Mereka berdua dendam, atas tewas ayahnya dalam
pertempuran, maju menyerang seperti harimau galak, lalu ditangkap bersama-sama
oleh empat orang gagah berani yang masing-masing bernama , Arya Wang Bang, Misa
Rangdi, Bango Samparan, Cucupu Rantya, di sana Jaya Katha dan Jaya Waringin,
keduanya ditangkap. Tidak mampu melawan ikut pula istri Jaya Katha dibawa
berlari beliau sedang hamil, sedang mengidam. Adapun Jaya Waringin, masih
perjaka, belum mempunyai istri. Keempat menteri tersebut semua belas kasihan
terhadap beliau Jaya Katha, dan pula terhadap Siwa Wandhira, itulah sebabnya
lepas tidak terkena senjata.
Adapun setibanya beliau di Tumapel, disayang oleh yang
mendirikan memerintah Tumapel, diasuh oleh orang Japara, masih merupakan
keturunan istri Mpu Sendok, dan Kebo ljo, di sana dipelihara, tidak mendapat
kekuasaan. Sri Jaya Waringin menurunkan Arya Kuta waringin.
Di daerah Tumapel beliau lama disana yang akhimya beliau
melahirkan putra 3 ( tiga ) orang seperti tersebut dalam Babad Arya Kanuruhan
sebagai berikut :
”Pira kunang Suwenira hanengkana marek pawekang kala, ri
wekasan Jaya Katha awangsa jaiu tatiga; Jyesta abhiseka Arya Wayahnn Dalem
Manyeneng. Panghulu apanagaran Arya Katanggaran, Pamungsu Arya Nuddhata, tan
waneh ibu sira katiga sangkana Wangsan sira Jaya Katha."
Terjemahannya :
Setelah sedemikian lama beliau berada di sana ( Tumapei )
maka akhirnya Jaya Katha melahirkan 3 orang putra yang bernama Arya Wayahan
Dalem.

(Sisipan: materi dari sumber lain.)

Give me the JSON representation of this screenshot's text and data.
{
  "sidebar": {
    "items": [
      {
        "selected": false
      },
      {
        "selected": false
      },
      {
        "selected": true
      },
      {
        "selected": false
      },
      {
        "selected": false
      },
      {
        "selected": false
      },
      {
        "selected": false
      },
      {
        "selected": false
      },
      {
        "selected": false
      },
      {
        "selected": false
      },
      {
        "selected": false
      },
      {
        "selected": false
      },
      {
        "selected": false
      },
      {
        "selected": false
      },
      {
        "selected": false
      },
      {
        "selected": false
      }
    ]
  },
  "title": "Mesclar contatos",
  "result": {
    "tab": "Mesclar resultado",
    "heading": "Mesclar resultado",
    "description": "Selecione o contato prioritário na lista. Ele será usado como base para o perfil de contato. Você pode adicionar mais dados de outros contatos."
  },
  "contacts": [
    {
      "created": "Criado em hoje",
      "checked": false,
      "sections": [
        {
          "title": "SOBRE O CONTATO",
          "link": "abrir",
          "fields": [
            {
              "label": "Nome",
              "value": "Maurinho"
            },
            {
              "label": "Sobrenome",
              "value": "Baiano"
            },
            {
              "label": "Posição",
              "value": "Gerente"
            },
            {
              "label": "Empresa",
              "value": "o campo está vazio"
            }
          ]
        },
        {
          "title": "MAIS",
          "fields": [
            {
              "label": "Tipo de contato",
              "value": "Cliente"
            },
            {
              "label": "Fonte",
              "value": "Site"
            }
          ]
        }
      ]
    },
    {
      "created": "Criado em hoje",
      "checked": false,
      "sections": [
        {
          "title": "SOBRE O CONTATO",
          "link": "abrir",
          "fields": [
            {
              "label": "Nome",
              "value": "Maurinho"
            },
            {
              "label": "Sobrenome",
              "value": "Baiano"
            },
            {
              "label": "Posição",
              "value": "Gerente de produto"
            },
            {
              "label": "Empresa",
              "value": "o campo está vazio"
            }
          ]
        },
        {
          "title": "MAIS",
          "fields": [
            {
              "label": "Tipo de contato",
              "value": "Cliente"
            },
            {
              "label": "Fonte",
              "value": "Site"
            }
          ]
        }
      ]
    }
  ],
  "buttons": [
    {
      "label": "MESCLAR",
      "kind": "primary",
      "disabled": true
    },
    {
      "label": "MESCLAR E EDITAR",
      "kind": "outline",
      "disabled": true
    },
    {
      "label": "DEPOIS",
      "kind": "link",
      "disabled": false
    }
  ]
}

Yang ke dua, Arya katanggaran, dan ketiga yang terkecil bernama Arya
Nuddhata, oleh karena ibu mereka berjumlah 3 (tiga ) orang, demikianlah
keturunan Jaya Katta
Sri Jayakatha mempunyai tiga orang putra yaitu:
- Arya Wayahan Dalem Manyeneng, ketika ibunya dibawa lari janin itu berada dengan selamat di rahim ibunya, itulah sebabnya diberi nama Dalem Manyeneng. yang nantinya menurunkan Arya Gajah Para, Sirarya Getas.
- Sirarya Katanggaran mengambil istri putra I Kebo Ijo yang menurunkan Sira Kebo Anabrang. Kemudian beliau mengambil istri dari Singasari yang nantinya menurunkan Kebo Taruna atau Sirarya Singha Sarddhula. Sirarya Singha Sarddhula ini yang datang ke Bali menjadi Kanuruhan. mengembangkan keturunan, yaitu Arya Brangsinga, Tangkas, Pagatepan
- Arya Nuddhata, seorang Arya yang menetap berdiam di Tumapel mengembangkan keturunan di kerajaan di Jawa, tidak diceritakan lebih lanjut.